Staying true to form, the Rays' offseason has been silently productive. By signing first baseman Carlos Pena, the team regained one of the key cogs from its run to the 2008 World Series.
The addition of Luke Scott is just icing. During his last full season in 2010, the designated hitter belted 27 homers, 72 RBIs and batted .284. Despite being limited to 64 games in 2011 because of a shoulder injury, Scott homered nine times to go along with 22 RBIs.
They aren't sexy signings. But Pena and Scott signal strong upgrades over Johnny Damon and Casey Kotchman, who started at designated hitter and first base, respectively for Tampa Bay last season.
Both Damon and Kotchman combined for 26 homers and 121 RBIs in 2011. If you take into account Scott's production in 2010 and Pena's numbers last season, they collectively averaged 55 round-trippers and 152 RBIs.
Just imagine how potent the Rays offense could become. Pena is also a past Gold Glove winner, and he'll help the Rays' defense remain consistent.
"I always felt there's still one more chapter that needs to be written to this story," Pena said at his introductory news conference. "And here I have an opportunity, we have an opportunity, to give it a nice ending. We understand it started at, 'Once upon a time there was a ballclub called the Rays' … we haven't gotten to that last page."
In speaking with the Tampa Tribune recently, manager Joe Maddon acknowledged the other assets that Scott would bring to the Rays.

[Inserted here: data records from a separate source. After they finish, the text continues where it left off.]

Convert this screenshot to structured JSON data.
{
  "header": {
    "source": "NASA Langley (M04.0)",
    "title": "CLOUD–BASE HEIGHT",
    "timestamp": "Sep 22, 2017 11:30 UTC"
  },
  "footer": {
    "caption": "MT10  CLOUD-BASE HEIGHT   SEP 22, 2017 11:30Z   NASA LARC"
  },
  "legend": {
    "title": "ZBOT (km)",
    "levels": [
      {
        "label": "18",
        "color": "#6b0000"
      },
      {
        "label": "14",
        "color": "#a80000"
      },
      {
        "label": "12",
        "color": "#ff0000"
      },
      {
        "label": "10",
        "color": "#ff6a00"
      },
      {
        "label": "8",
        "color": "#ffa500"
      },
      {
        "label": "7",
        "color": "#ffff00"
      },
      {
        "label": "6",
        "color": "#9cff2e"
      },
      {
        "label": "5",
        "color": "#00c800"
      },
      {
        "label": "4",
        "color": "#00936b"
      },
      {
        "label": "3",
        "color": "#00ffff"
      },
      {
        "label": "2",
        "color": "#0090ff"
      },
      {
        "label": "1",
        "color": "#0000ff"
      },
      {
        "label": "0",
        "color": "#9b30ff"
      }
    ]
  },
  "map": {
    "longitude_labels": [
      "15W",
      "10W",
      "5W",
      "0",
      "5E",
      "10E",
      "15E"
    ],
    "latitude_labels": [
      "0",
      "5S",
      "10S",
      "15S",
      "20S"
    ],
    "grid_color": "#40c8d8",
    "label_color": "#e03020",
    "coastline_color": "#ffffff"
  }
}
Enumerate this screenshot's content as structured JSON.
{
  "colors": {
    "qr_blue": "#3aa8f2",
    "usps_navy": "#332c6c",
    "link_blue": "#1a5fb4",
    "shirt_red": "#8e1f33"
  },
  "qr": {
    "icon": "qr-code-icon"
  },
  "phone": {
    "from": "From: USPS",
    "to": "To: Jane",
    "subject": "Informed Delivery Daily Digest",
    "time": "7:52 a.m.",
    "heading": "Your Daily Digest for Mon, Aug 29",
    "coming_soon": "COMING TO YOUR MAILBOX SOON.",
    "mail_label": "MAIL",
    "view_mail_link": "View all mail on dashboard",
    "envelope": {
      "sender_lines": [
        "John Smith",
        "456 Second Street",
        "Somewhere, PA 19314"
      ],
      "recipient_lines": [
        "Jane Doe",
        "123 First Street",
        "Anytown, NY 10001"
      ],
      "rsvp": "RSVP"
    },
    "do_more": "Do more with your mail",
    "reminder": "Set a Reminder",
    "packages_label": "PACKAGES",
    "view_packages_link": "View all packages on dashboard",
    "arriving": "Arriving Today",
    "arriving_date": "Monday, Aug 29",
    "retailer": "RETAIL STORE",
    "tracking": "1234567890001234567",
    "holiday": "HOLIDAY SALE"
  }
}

"When his arm is well, his defense is fine," Maddon said. "He does a lot of things we like. He plays hard. He runs hard to first base. A lot of things he can do go unnoticed."
There's also Desmond Jennings. When the prospect was promoted to the majors in 2011, he contributed 10 homers, 25 RBIs and 20 stolen bases. The speedster is expected to enter the year as the starting left fielder and could pose a greater threat to rival pitchers.
But at the end of the day, the Rays' success will be predicated on its vaunted pitching staff. With highly touted rookie Matt Moore in position to claim a rotation spot, the Rays' roster could still improve by Opening Day.
The silent success should strike fear into the hearts of the Yankees and Red Sox.